Archives & Workshops (1d10)
1 - Mummification
2 - Incense refining
3 - Alchemy lab
4 - Scriptorium
5 - Library
6 - Archive
7 - Woodworking (coffins)
8 - Weaving (shrouds, banners, curtains, biographical tapestries)
9 - Metalworking (iron and bronze fixtures and furnishings)
10 - Distillery (ceremonial wines and alcoholic spirits)

Graveyards, Catacombs & Crypts
(1d12 for how many; d6 for type of each)
1-2    Catacombs (underground passages)
3-4    Graveyard (surface graves)
5-6    Crypts (aboveground structures; 1-in-6 chance of New Gods pyramid)

Tuesday, March 7, 2017

Simple Unpredictable Magic for OSR Gaming

 Okay, so I sort of lied there in the title.  You could use this with almost any game with fantasy magic in it.  I made up these tables to go with Old School Hack/Neo School Hack but then realized you could apply them to plenty of other rules sets. 

One complaint I have always had with D&D, and D&D based games, is the predictability of magic casting.  Sure, there are a few spells where a random roll is involved, but usually the spell is cast and the effect occurs without needing a roll.  This never felt right to me.  Also, certain magic items should become less of a sure thing over time.  Those potions are magical but after centuries or even millennia sitting in a chest in some tomb they might well go bad.

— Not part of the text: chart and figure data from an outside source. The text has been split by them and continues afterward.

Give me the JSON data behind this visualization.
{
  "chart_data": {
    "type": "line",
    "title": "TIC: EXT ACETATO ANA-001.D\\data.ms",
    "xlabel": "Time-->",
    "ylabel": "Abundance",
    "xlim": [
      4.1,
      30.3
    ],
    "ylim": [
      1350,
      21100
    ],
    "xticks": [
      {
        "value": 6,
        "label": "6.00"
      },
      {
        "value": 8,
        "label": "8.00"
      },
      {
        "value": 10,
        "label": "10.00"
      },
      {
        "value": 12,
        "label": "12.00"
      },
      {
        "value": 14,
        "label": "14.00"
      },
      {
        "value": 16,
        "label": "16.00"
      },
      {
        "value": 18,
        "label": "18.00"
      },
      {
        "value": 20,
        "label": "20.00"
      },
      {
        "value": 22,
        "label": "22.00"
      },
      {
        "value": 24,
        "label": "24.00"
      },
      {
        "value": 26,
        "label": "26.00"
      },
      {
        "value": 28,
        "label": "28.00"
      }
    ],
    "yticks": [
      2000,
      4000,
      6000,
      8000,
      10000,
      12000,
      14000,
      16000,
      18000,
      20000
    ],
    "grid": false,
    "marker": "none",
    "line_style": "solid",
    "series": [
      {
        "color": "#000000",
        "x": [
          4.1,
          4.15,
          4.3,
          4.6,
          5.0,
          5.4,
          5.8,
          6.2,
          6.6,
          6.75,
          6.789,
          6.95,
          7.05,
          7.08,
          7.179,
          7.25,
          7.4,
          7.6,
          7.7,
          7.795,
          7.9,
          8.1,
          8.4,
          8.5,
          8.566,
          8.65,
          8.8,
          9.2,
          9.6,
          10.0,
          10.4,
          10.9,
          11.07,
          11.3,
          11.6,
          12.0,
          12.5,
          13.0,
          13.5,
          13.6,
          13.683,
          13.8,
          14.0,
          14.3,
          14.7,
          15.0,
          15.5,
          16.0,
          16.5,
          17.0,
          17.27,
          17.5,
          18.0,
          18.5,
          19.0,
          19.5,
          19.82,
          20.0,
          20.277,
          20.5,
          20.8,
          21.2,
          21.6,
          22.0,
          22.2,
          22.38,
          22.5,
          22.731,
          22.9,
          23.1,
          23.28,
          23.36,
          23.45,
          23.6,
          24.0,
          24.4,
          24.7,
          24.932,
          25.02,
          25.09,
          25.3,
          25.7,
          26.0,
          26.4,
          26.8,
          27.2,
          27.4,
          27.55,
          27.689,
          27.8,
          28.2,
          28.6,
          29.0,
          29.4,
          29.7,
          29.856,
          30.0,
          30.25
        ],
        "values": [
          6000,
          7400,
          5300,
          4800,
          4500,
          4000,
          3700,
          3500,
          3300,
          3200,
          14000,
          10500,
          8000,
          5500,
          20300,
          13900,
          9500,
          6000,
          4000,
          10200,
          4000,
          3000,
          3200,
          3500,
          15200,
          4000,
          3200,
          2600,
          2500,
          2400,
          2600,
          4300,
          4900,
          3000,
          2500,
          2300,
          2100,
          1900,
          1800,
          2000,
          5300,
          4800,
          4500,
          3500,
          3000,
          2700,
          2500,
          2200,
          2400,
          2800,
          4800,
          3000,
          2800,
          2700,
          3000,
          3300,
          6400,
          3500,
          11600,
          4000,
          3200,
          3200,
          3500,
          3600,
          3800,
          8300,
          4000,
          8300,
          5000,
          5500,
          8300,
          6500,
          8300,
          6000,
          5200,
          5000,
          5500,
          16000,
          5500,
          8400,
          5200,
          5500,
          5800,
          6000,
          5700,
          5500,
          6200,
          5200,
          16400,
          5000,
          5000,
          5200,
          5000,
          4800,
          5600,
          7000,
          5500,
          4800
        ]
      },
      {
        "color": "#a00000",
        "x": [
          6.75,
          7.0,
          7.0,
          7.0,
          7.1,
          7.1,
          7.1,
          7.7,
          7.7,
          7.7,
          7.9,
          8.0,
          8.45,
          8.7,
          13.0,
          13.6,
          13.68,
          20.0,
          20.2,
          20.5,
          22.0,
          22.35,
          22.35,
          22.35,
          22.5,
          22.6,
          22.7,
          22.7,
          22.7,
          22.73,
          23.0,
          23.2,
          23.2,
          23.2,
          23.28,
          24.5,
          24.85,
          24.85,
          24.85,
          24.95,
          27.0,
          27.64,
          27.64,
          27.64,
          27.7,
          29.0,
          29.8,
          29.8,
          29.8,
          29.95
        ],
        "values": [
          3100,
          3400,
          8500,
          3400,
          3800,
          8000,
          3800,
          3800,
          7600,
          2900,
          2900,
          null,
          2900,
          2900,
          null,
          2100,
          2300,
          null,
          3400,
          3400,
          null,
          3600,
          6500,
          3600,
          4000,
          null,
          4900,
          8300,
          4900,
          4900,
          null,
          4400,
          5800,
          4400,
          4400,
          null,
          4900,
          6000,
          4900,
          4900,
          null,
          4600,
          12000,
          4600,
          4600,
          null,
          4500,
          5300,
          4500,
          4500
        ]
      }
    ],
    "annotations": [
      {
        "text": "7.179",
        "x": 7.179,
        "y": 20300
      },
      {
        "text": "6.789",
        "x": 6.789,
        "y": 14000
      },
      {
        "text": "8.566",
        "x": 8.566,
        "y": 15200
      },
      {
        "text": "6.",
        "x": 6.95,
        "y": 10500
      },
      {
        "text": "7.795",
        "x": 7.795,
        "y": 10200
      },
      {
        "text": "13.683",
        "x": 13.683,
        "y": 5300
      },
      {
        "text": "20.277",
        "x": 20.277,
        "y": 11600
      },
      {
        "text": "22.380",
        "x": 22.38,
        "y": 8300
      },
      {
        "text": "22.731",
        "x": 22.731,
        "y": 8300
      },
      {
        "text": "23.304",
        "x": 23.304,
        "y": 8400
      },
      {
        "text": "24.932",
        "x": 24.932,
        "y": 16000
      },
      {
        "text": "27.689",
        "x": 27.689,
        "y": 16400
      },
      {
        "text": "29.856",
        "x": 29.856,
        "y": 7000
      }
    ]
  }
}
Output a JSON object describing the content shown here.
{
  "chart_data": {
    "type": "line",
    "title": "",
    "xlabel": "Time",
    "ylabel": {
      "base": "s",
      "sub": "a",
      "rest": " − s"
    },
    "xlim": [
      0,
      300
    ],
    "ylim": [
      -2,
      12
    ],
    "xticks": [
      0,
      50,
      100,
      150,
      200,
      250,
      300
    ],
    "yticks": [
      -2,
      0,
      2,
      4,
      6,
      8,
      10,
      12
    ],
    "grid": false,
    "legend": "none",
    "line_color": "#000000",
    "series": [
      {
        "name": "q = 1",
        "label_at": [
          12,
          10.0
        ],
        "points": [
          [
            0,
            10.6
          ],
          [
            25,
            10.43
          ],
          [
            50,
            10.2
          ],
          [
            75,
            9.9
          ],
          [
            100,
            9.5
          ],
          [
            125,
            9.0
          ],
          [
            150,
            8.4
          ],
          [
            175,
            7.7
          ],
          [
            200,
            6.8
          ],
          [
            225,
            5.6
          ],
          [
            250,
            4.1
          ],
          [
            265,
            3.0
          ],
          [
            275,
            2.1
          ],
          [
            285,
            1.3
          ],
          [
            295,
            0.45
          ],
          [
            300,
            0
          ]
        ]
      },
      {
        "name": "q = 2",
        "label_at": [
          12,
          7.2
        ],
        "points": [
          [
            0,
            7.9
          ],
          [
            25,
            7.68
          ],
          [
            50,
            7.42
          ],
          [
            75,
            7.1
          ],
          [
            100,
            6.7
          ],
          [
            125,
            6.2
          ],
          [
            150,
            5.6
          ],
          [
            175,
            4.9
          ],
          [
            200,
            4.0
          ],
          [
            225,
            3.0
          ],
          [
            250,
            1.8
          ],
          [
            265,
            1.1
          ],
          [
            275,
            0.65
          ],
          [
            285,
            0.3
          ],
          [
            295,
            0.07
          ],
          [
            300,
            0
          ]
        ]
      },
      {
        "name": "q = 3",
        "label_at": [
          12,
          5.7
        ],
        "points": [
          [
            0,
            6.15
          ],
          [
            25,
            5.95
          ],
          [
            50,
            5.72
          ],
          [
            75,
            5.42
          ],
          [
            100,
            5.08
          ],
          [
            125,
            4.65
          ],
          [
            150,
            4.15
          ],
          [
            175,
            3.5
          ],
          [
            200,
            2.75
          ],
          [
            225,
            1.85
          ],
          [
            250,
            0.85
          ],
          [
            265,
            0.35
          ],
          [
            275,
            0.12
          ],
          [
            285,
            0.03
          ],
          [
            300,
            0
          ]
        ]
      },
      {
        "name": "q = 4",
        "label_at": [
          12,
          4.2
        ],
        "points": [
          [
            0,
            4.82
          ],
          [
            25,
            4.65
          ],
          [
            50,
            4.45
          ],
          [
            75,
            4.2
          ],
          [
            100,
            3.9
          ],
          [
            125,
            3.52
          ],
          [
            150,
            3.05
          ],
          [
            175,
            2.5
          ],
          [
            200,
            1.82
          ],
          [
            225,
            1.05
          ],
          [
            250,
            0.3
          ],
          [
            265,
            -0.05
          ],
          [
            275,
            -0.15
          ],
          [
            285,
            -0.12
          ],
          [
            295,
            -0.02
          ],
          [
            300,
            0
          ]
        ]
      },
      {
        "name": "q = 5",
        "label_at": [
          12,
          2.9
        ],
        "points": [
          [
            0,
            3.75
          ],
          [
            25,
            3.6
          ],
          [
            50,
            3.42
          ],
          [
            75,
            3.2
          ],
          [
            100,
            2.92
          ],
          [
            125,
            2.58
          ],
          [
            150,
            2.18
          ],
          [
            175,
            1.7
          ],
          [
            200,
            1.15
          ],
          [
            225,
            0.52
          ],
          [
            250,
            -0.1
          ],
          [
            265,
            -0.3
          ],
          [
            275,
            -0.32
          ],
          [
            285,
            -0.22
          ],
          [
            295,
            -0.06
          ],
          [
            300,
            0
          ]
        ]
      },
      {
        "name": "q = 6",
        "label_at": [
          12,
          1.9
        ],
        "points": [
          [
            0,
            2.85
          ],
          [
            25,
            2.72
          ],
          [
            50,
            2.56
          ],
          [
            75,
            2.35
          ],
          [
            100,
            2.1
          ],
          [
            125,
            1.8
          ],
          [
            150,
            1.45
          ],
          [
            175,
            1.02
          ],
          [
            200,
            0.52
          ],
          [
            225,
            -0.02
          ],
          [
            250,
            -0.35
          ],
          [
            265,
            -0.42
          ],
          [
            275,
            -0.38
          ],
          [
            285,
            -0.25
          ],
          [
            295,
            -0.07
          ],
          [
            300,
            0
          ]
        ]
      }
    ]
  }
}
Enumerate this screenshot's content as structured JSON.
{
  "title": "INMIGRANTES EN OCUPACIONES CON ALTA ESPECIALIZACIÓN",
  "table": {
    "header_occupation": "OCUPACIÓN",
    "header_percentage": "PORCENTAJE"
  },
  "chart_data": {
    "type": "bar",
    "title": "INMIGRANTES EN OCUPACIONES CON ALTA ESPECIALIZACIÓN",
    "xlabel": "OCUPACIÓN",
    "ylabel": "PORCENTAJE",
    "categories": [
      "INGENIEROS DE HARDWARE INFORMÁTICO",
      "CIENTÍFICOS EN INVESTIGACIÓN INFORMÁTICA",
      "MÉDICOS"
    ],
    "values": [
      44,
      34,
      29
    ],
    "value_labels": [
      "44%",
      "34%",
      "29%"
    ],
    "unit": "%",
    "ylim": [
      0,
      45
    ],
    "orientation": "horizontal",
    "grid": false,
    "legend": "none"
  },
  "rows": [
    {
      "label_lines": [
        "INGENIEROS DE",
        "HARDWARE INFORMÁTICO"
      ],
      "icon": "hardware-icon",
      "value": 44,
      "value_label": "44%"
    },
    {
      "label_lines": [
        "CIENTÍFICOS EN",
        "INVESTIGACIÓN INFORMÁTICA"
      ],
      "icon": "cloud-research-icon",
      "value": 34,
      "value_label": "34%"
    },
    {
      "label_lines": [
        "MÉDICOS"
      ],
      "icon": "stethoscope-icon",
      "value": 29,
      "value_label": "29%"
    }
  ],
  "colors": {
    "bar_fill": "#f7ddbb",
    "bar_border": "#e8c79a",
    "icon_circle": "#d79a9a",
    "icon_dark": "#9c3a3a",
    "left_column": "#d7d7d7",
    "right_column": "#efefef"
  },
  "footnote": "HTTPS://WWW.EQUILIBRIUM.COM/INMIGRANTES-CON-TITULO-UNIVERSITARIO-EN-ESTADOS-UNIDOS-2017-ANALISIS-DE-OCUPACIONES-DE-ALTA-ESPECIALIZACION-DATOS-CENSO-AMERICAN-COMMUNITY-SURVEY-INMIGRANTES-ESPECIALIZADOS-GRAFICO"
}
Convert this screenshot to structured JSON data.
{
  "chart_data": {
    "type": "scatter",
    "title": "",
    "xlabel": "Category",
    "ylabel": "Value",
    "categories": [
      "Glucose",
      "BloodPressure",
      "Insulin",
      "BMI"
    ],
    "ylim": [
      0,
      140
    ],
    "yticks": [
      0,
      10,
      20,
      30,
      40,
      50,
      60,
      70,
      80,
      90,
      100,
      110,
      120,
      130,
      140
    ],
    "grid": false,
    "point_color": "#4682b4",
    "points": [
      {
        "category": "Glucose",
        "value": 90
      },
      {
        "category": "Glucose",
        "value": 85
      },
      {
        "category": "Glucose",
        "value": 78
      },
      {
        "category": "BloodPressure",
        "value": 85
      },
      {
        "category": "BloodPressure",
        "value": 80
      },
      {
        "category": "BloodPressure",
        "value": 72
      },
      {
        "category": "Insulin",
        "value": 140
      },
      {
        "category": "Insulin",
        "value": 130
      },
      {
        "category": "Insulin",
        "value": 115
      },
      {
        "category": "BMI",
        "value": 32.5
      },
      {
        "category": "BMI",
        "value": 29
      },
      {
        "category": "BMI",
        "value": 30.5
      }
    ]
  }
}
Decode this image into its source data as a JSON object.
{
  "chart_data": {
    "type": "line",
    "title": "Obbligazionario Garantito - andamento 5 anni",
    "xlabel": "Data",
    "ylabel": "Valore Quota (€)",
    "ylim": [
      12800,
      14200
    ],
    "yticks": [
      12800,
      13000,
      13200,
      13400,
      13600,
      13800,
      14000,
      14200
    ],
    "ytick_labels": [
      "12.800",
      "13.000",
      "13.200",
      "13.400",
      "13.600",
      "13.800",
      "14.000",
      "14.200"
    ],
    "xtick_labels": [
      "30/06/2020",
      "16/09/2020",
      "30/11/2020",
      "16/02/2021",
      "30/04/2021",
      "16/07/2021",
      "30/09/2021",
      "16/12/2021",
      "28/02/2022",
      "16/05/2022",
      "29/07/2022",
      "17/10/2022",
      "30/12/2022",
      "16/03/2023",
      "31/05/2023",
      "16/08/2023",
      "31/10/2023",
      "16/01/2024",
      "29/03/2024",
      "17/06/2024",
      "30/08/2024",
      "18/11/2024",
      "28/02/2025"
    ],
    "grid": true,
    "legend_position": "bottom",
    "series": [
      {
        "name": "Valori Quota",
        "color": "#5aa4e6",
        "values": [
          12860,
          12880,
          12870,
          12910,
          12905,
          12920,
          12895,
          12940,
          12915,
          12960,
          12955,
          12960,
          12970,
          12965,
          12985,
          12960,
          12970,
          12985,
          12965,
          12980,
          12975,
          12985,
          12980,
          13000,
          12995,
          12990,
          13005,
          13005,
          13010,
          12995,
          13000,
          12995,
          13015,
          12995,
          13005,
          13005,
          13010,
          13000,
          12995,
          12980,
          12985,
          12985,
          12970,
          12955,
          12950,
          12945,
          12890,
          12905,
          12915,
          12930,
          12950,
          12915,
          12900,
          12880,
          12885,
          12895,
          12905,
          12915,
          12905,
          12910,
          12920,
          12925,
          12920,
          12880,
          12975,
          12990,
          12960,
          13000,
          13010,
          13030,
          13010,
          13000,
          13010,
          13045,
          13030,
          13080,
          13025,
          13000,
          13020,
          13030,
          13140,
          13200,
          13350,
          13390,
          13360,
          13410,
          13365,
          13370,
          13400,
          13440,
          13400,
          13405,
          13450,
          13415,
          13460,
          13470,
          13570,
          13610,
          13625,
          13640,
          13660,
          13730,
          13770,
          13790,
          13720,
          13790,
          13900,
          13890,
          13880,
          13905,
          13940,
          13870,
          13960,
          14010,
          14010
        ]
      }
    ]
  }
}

So here are some simple d12 based tables for potions, scrolls, and spellcasting to keep everyone on their toes.

Potions (roll 1d12)
1: Toxic!  No magical effect, but drinker suffers one wound
2: Flat!  No magical effect happens
3 - 11: Shazam! It worked!
12: Mana Rush!  Magical effect works and drinker gains 1 Awesome Point

Magic Scrolls (roll 1d12)
Anyone can read a magic scroll if they know the language it's written in.  In the case of a holy or unholy scroll, the reader must also at least partially share the same alignment as the deity to whom the scroll is dedicated.
1: Rebuke!/Backlash!  No magical effect, scroll crumbles into dust, and reader suffers one wound
2: Mis-read! No magical effect happens but you can try reading the scroll again later
3 - 11: Praise and Glory!/Shazam! It worked!
12: Mana Rush!  Magical effect works and reader  gains 1 Awesome Point

Magic Casting (roll 1d12)
1: Rebuke!/Backlash!  Casting fails, the spell is expended, and caster suffers one wound
2: Botched! Casting fails, but the spell is not expended and you may cast it again later
3 - 11: Praise and Glory!/Shazam! It worked!
12: Mana Rush!  Magical effect works and caster gains 1 Awesome Point

Conversion to typical D&D values:
  • for the damage, use 1d4 points of damage per level of the spell
  • for the Mana Rush either: add Awesome Points (or Hero Points, etc.) to your game, have the person gain 1d6 temporary hit points, or allow the scroll or spell to be cast normally.